I stole a glance up at her. Her hair was frizzy on top from rolling on the bed. A tiny bit of blood rushed down to my groin when I noticed that. But aside from that you’d never know, looking at her, that anything had just happened between us.
She glanced backwards with interest at the closed door of Jen’s room.
“Jen and Chris, huh?” she said, shaking her head. “I never had any suspicions, until tonight.”
“Really?” I asked. “I thought it was pretty obvious.”
Norah slowly rotated her body, like some sort of sinister mannequin, until she was facing me again.
“Seriously man? Still?”
“Still what?”
“Why do you have to be like this?”
“Like what?”
“Like the world’s biggest know-it-all prick, that’s what.”
I let a cheeky glint briefly replace the anger in my eyes.
“You don’t seem to mind at certain times.”
Norah un-crossed her arms, very, very slowly. She walked up to where I was sitting on the couch, and let her shins bump against my knees. Then she crouched down in front of me, putting her fierce green eyes at the same level as mine. Green eyes to match her name.
When she spoke her voice was quiet, and as cold as the arctic tundra.
“Okay, I may have been unclear before, so let me be perfectly, unambiguously clear now. You are not ever going to refer to the thing that happened between us tonight, ever again. You are not going to tell anyone about it, you are not going to make jokes about it, you are not goi
ng to allude to it in any subtle or overt way. From this moment onwards, you and I functionally exist in a universe in which that-”
She gestured towards her bedroom with a disgusted wave of her hand.
“-did not happen.
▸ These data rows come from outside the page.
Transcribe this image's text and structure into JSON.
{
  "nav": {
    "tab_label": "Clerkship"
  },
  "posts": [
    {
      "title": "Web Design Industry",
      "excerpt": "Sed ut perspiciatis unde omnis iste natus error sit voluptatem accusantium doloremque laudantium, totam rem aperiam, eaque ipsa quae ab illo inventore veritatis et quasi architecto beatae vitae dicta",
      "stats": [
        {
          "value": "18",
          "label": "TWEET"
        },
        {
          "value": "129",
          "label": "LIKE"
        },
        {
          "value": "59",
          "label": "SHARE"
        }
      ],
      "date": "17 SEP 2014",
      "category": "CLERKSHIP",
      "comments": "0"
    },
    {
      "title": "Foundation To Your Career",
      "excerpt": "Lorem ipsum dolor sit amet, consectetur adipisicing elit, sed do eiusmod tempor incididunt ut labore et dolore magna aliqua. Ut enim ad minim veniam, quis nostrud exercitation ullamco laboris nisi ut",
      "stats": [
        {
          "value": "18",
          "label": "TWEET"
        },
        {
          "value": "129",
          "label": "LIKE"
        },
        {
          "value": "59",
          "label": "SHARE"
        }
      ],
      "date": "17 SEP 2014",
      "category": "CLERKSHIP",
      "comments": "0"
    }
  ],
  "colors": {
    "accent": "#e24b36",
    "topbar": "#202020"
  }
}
Pluck the memory out of your little wormy brain, and then hurl it straight into the void. Do not add my notch to your bedpost. Do not add my name to your mental list of conquests. Do not think you can waggle your eyebrows suggestively and make veiled references to ‘certain times’ every time you see me from now on. You do not get to hold this over my head. If you try, I will end you.
“Do I know how I will end you? No, I freely admit that I do not. But believe me, I will make it my mission to figure it out. I will find the thing that your cold dead multi-millionaire heart cares about, and I will use it to hurt you. So purge your memories or die, Baylor. Purge them or die. Do we understand each other?”
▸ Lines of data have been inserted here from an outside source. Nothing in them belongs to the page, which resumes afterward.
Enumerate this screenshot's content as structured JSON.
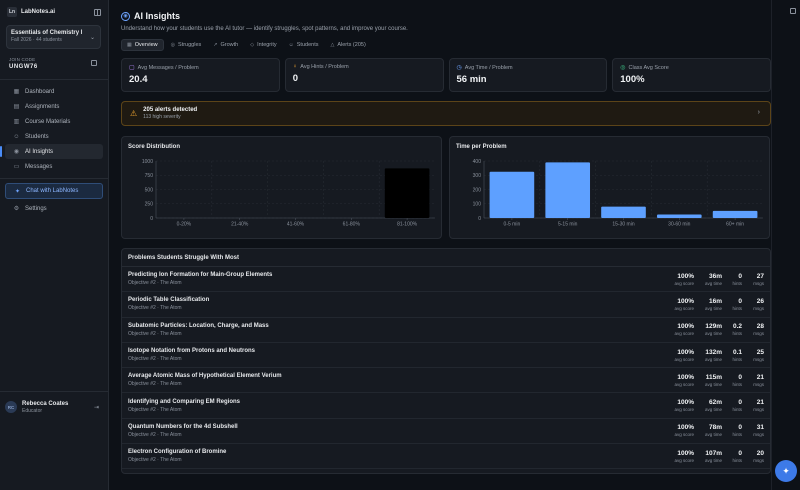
{
  "app": {
    "name": "LabNotes.ai",
    "logo_text": "Ln"
  },
  "course": {
    "name": "Essentials of Chemistry I",
    "sub": "Fall 2026 · 44 students"
  },
  "join": {
    "label": "JOIN CODE",
    "code": "UNGW76"
  },
  "nav": [
    {
      "label": "Dashboard",
      "icon": "grid-icon",
      "glyph": "▦",
      "active": false
    },
    {
      "label": "Assignments",
      "icon": "clipboard-icon",
      "glyph": "▤",
      "active": false
    },
    {
      "label": "Course Materials",
      "icon": "book-icon",
      "glyph": "▥",
      "active": false
    },
    {
      "label": "Students",
      "icon": "users-icon",
      "glyph": "☺",
      "active": false
    },
    {
      "label": "AI Insights",
      "icon": "insight-icon",
      "glyph": "◉",
      "active": true
    },
    {
      "label": "Messages",
      "icon": "message-icon",
      "glyph": "▭",
      "active": false
    }
  ],
  "nav_bottom": [
    {
      "label": "Chat with LabNotes",
      "icon": "sparkle-icon",
      "glyph": "✦"
    },
    {
      "label": "Settings",
      "icon": "gear-icon",
      "glyph": "⚙"
    }
  ],
  "user": {
    "initials": "RC",
    "name": "Rebecca Coates",
    "role": "Educator"
  },
  "page": {
    "title": "AI Insights",
    "subtitle": "Understand how your students use the AI tutor — identify struggles, spot patterns, and improve your course."
  },
  "tabs": [
    {
      "label": "Overview",
      "glyph": "▦",
      "active": true
    },
    {
      "label": "Struggles",
      "glyph": "◎",
      "active": false
    },
    {
      "label": "Growth",
      "glyph": "↗",
      "active": false
    },
    {
      "label": "Integrity",
      "glyph": "◇",
      "active": false
    },
    {
      "label": "Students",
      "glyph": "☺",
      "active": false
    },
    {
      "label": "Alerts (205)",
      "glyph": "△",
      "active": false
    }
  ],
  "stats": [
    {
      "label": "Avg Messages / Problem",
      "value": "20.4",
      "glyph": "▢",
      "color": "#b085f5"
    },
    {
      "label": "Avg Hints / Problem",
      "value": "0",
      "glyph": "♀",
      "color": "#f0a530"
    },
    {
      "label": "Avg Time / Problem",
      "value": "56 min",
      "glyph": "◷",
      "color": "#6ea4ff"
    },
    {
      "label": "Class Avg Score",
      "value": "100%",
      "glyph": "◎",
      "color": "#3ecf8e"
    }
  ],
  "alert": {
    "title": "205 alerts detected",
    "sub": "113 high severity"
  },
  "chart_data": [
    {
      "type": "bar",
      "title": "Score Distribution",
      "categories": [
        "0-20%",
        "21-40%",
        "41-60%",
        "61-80%",
        "81-100%"
      ],
      "values": [
        0,
        0,
        0,
        0,
        870
      ],
      "yticks": [
        0,
        250,
        500,
        750,
        1000
      ],
      "ylim": [
        0,
        1000
      ],
      "bar_color": "#000000",
      "grid": true
    },
    {
      "type": "bar",
      "title": "Time per Problem",
      "categories": [
        "0-5 min",
        "5-15 min",
        "15-30 min",
        "30-60 min",
        "60+ min"
      ],
      "values": [
        325,
        390,
        80,
        25,
        50
      ],
      "yticks": [
        0,
        100,
        200,
        300,
        400
      ],
      "ylim": [
        0,
        400
      ],
      "bar_color": "#5ea0ff",
      "grid": true
    }
  ],
  "table": {
    "title": "Problems Students Struggle With Most",
    "labels": {
      "score": "avg score",
      "time": "avg time",
      "hints": "hints",
      "msgs": "msgs"
    },
    "rows": [
      {
        "title": "Predicting Ion Formation for Main-Group Elements",
        "sub": "Objective #2 · The Atom",
        "score": "100%",
        "time": "36m",
        "hints": "0",
        "msgs": "27"
      },
      {
        "title": "Periodic Table Classification",
        "sub": "Objective #2 · The Atom",
        "score": "100%",
        "time": "16m",
        "hints": "0",
        "msgs": "26"
      },
      {
        "title": "Subatomic Particles: Location, Charge, and Mass",
        "sub": "Objective #2 · The Atom",
        "score": "100%",
        "time": "129m",
        "hints": "0.2",
        "msgs": "28"
      },
      {
        "title": "Isotope Notation from Protons and Neutrons",
        "sub": "Objective #2 · The Atom",
        "score": "100%",
        "time": "132m",
        "hints": "0.1",
        "msgs": "25"
      },
      {
        "title": "Average Atomic Mass of Hypothetical Element Verium",
        "sub": "Objective #2 · The Atom",
        "score": "100%",
        "time": "115m",
        "hints": "0",
        "msgs": "21"
      },
      {
        "title": "Identifying and Comparing EM Regions",
        "sub": "Objective #2 · The Atom",
        "score": "100%",
        "time": "62m",
        "hints": "0",
        "msgs": "21"
      },
      {
        "title": "Quantum Numbers for the 4d Subshell",
        "sub": "Objective #2 · The Atom",
        "score": "100%",
        "time": "78m",
        "hints": "0",
        "msgs": "31"
      },
      {
        "title": "Electron Configuration of Bromine",
        "sub": "Objective #2 · The Atom",
        "score": "100%",
        "time": "107m",
        "hints": "0",
        "msgs": "20"
      }
    ]
  }
}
I could feel my fingernails digging murderously into the crappy fabric of Norah’s awful couch. God, I was an idiot. What the hell had I been thinking, trying to do anything with her?
She was obviously crazy. Not to mention ungrateful. After all, she had clearly enjoyed herself. A lot. If she thought I was going to be purging my personal memories of that, she was very much mistaken.
The look she was giving me was so...dirty. So full of hate. I hadn’t fully realized it before, but she must have really, truly hated me. Not just for fun, but deep in her soul. I could feel the force of it wafting off of her. It sparkled in the gold flecks in her green eyes. If she’d enjoyed herself with me just now it was in spite of that. Or maybe even because of it. But she’d been telling the truth before—she didn’t like me, and she never would.
Her opinion was completely unjustified, of course. That was the thing that made my stomach surge with rage. She didn’t know the first thing about me, but she was so sure that being touched by me was the most shameful thing that had ever happened to her?
Well, fine.
“You know what,” I said, taking what would be my last, hard look at those eyes, as far as I was concerned. “Nothing would make me happier than to forget you completely.”